2) All’interno di questa dottrina cattolica riguardante il sacramento della Penitenza, in modo particolare dovrà essere tenuto presente ciò che questa dottrina insegna circa il ministro di questo sacramento, circa le sue fondamentali funzioni (in quanto ministro di questo sacramento) nella visione della fede della Chiesa. In particolare modo non si dovrà mai dimenticare che il sacerdote in quel momento non rappresenta minimamente se stesso; agisce in persona Christi come in ogni sacramento, agisce in persona Ecclesiae come in ogni sacramento. Tutto ciò è di estrema importanza per i temi che dovremo trattare. Ci può essere, poniamo, un sacerdote che non è affatto convinto della verità di ciò che insegna l’Humanae vitae, ma deve lasciar fuori dal confessionale queste sue convinzioni, perché in quel momento non rappresenta se stesso, rappresenta la Chiesa.
3) Presuppongo infine la dottrina cattolica riguardante la conversione e la giustificazione del peccatore; questa grande dottrina, così importante nella nostra fede riguardante il processo di giustificazione del peccatore da parte della grazia redentiva di Cristo. Ancora un’ultima premessa: limiterò la mia riflessione a due problemi fondamentali riguardanti il matrimonio, il problema riguardante l’esercizio della sessualità coniugale, più precisamente il problema della contraccezione (crux confessoriorum, dicevano i vecchi moralisti) e il problema della indissolubilità coniugale. Questi due problemi costituiscono le due parti della mia riflessione.

 

1. Il problema della contraccezione

A me sembra che tenendo presente la prospettiva della nostra riflessione, indicata nelle premesse fatte fino ad ora, siano soprattutto quattro i punti da tenere presenti, o quattro le riflessioni fondamentali.
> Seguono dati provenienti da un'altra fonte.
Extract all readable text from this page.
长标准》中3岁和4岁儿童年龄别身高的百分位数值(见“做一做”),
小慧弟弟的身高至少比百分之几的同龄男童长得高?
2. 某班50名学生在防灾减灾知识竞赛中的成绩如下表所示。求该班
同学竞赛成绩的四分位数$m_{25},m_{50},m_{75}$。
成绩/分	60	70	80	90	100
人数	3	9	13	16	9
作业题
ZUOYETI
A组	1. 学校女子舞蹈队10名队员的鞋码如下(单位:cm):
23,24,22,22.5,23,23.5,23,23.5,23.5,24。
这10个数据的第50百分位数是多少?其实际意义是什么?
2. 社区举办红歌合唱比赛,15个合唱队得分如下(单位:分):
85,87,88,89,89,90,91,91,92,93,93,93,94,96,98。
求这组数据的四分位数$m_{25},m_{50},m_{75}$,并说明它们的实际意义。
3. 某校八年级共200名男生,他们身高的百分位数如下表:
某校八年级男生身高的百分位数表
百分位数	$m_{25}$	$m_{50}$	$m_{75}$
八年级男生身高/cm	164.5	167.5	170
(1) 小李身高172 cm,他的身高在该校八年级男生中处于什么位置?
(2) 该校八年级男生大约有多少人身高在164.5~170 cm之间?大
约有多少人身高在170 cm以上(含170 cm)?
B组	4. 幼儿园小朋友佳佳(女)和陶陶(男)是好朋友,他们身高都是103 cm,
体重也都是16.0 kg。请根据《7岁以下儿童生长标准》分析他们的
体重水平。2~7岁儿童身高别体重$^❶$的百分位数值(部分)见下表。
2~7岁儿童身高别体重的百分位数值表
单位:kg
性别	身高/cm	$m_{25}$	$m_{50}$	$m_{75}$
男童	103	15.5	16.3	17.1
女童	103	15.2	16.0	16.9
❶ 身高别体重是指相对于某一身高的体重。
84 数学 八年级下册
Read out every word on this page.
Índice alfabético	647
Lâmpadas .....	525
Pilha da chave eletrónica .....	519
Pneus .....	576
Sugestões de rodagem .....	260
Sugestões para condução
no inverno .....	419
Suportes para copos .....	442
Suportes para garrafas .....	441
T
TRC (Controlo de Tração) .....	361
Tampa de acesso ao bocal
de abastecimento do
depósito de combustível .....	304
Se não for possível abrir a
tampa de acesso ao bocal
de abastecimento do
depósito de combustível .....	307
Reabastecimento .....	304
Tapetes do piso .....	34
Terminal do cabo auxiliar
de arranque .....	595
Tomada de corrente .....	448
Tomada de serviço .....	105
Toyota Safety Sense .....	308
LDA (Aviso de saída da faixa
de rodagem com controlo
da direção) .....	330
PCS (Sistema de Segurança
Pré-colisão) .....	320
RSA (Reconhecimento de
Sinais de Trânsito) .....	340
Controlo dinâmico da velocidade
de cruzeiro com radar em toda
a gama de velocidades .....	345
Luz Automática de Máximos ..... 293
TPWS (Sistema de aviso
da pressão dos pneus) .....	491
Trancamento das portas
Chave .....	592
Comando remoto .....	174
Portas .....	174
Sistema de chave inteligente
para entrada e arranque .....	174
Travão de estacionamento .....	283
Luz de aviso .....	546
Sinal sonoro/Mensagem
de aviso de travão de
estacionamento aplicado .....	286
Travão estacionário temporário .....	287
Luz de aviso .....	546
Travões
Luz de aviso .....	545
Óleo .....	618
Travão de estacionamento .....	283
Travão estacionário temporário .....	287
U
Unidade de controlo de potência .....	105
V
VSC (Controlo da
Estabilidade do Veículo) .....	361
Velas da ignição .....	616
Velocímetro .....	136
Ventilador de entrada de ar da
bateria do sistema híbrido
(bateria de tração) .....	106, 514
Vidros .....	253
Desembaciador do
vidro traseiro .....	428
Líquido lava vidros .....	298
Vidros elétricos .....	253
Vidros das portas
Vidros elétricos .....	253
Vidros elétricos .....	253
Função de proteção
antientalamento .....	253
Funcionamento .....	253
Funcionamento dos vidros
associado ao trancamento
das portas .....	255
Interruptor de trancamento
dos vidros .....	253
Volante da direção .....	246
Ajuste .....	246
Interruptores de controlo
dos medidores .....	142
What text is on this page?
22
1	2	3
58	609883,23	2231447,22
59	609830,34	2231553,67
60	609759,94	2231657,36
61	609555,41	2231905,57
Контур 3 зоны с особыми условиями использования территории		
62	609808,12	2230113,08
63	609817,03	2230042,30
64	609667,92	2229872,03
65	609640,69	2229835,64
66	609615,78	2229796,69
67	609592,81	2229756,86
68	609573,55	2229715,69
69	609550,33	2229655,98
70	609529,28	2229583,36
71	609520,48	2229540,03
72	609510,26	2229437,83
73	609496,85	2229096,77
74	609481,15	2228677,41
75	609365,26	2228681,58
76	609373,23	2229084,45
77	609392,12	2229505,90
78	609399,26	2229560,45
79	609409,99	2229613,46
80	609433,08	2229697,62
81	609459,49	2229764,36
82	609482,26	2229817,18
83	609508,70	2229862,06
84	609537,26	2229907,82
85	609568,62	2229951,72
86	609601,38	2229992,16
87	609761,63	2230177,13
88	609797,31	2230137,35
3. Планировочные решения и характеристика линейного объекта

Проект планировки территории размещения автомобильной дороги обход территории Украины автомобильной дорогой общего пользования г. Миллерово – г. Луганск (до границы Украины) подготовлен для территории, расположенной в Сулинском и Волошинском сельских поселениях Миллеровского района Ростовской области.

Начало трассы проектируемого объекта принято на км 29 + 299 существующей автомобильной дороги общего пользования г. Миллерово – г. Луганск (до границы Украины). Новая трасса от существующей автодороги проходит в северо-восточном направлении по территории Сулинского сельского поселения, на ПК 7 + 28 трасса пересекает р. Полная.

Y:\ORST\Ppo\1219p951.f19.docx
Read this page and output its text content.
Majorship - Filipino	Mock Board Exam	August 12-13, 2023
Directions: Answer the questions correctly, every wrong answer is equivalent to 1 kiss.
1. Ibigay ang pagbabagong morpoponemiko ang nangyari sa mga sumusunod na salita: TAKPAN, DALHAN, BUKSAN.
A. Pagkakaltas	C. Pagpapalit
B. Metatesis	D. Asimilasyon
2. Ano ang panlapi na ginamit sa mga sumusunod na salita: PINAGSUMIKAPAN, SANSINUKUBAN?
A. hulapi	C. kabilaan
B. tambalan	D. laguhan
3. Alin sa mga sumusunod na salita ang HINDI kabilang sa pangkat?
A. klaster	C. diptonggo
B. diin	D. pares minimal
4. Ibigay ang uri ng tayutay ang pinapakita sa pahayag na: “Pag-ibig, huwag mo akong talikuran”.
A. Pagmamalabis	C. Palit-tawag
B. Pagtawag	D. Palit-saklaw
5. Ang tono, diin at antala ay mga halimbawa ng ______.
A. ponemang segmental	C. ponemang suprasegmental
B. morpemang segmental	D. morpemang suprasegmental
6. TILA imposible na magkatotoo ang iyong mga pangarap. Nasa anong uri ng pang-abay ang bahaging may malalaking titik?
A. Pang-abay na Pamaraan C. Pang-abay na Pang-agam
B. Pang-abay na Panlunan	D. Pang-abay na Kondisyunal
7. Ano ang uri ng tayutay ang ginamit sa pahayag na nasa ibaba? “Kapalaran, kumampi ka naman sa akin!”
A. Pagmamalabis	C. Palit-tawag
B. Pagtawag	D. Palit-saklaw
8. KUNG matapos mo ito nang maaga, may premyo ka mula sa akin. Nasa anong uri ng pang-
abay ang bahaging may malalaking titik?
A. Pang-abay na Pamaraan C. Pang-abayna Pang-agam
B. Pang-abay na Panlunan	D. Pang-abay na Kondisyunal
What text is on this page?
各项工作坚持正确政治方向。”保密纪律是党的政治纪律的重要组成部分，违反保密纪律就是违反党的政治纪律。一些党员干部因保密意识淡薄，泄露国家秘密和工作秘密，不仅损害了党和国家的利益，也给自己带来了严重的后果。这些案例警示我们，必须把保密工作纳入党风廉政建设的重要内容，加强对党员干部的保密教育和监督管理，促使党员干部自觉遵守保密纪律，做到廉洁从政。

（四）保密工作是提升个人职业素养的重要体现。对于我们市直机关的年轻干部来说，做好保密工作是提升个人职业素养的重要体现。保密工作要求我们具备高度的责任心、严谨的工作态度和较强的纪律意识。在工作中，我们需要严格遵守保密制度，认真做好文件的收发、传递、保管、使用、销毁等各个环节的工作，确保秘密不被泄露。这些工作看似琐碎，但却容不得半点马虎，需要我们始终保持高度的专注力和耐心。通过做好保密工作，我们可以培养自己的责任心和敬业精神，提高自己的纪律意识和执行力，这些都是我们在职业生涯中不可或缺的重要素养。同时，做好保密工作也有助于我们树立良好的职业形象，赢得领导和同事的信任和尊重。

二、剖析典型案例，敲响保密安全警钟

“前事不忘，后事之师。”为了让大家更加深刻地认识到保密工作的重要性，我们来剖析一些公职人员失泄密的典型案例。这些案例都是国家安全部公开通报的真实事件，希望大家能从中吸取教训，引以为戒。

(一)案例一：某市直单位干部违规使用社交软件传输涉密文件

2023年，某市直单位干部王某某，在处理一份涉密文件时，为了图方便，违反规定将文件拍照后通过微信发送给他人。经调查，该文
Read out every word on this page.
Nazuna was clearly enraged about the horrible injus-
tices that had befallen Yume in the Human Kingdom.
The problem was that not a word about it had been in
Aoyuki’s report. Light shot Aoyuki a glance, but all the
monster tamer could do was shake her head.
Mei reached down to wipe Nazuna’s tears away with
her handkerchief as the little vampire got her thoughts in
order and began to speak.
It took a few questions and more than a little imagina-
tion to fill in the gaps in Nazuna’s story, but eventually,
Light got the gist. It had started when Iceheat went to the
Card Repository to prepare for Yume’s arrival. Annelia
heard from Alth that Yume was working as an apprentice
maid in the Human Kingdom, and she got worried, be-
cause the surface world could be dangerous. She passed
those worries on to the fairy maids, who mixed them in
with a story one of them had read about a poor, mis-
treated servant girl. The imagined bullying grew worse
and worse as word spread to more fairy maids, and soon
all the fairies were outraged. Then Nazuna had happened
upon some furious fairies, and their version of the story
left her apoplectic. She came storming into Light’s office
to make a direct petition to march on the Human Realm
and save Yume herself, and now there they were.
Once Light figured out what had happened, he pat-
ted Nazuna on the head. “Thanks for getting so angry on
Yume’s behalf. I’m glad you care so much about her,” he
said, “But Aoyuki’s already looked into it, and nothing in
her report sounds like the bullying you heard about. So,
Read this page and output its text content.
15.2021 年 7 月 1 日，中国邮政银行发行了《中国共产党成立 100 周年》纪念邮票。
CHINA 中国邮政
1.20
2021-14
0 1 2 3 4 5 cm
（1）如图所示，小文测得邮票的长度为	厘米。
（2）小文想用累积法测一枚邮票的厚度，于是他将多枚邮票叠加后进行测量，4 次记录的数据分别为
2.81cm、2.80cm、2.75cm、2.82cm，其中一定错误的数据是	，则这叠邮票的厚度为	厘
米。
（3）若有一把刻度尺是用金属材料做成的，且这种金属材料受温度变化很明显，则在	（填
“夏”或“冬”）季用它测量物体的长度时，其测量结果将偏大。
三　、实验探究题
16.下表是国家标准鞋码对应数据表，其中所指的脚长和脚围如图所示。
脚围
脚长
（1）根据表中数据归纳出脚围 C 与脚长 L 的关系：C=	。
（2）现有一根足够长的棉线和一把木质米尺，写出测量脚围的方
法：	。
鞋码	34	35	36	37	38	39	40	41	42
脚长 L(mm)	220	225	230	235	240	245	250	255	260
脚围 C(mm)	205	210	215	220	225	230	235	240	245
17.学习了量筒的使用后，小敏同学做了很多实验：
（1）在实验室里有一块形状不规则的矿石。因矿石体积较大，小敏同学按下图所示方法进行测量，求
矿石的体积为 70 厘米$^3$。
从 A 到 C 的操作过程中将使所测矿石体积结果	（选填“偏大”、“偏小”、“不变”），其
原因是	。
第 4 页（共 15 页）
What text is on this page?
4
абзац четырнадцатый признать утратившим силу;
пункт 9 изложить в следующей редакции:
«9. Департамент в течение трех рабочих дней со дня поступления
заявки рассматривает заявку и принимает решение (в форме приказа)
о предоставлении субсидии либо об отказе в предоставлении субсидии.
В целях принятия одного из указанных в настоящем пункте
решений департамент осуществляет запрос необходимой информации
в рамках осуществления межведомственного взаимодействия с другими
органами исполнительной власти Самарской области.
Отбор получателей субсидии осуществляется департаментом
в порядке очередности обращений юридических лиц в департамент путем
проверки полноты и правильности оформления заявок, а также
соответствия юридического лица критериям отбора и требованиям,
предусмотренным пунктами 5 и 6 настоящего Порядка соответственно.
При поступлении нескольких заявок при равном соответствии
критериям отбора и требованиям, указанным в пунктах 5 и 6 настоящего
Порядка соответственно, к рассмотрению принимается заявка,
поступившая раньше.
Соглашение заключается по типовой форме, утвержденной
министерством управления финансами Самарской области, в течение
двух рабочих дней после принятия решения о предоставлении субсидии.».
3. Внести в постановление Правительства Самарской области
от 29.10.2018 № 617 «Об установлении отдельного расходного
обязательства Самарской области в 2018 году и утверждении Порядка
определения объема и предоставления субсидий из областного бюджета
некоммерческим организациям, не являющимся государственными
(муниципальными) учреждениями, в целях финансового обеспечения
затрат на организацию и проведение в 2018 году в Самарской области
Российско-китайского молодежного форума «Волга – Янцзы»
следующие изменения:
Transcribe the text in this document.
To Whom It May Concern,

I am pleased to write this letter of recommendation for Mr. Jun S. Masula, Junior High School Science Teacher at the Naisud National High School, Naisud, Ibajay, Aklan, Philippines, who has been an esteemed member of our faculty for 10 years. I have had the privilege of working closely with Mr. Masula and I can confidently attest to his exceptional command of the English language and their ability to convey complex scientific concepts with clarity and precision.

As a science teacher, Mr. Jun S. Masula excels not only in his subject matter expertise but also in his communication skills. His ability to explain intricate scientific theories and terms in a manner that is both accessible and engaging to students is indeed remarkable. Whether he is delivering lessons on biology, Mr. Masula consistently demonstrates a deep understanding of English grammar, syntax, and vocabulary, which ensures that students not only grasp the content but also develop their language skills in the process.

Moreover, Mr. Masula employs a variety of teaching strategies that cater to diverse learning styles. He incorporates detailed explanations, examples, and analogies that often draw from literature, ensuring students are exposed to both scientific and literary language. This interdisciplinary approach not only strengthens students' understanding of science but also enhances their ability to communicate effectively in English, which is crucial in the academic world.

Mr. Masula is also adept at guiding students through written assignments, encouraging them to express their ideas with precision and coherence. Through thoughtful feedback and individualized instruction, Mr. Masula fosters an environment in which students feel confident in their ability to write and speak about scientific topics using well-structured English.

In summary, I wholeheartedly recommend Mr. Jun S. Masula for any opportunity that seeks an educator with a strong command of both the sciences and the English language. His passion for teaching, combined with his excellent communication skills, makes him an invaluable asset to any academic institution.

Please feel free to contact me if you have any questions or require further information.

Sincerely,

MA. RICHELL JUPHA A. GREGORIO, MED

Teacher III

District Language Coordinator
La prima è la seguente. È dottrina della Chiesa, a mio giudizio (ma non solo a mio giudizio) insegnata infallibilmente (ex magisterio ordinario et universali) che l’atto contraccettivo è intrinsecamente illecito. Spieghiamo un  momento questa affermazione. Che cosa vuol dire “intrinsecamente illecito”? Vuol dire che a questo atto inerisce una illiceità tale che nessuna circostanza, nessuna finalità (che eventualmente si propone chi ricorre alla contraccezione) può giustificare, dal punto di vista etico, l’atto contraccettivo. Questo significa illiceità intrinseca.

Questo, ho detto, è la dottrina della Chiesa. Non vuol dire che tutti i teologi insegnino questo. I teologi sapete non sono testi qualificati come tali della fede della Chiesa. Non è questa la loro funzione. La loro funzione è quella di capire la fede della Chiesa sempre di più, ed eventualmente di difenderla da chi non le riconosce una razionalità. Non è perciò corretto il dire eventualmente “siccome ci sono tanti teologi che insegnano il contrario, dunque non è certo che questo sia la dottrina della Chiesa”.

Chiarito allora il senso di questa proposizione, facciamo alcune riflessioni.

Il sacerdote che, soprattutto nei santuari, si trova a dover affrontare questo problema nel ministero della confessione, deve essere profondamente convinto che questa dottrina dice la verità sul bene dei coniugi. Non diamola troppo per scontata in noi questa convinzione, oggi specialmente. Abbiamo sempre la tentazione di ritenere che questa quanto meno non sia la verità intera sul bene dei coniugi, della sessualità coniugale per cui essa in qualche modo deve essere corretta, altrimenti non si fa il bene dei coniugi. Ripeto: è una convinzione questa che non dobbiamo dare per scontata; è dunque una verità sulla quale come sacerdoti dobbiamo riflettere profondamente al fine di coglierne le ragioni profonde e pregare perché il Signore ci dia la luce.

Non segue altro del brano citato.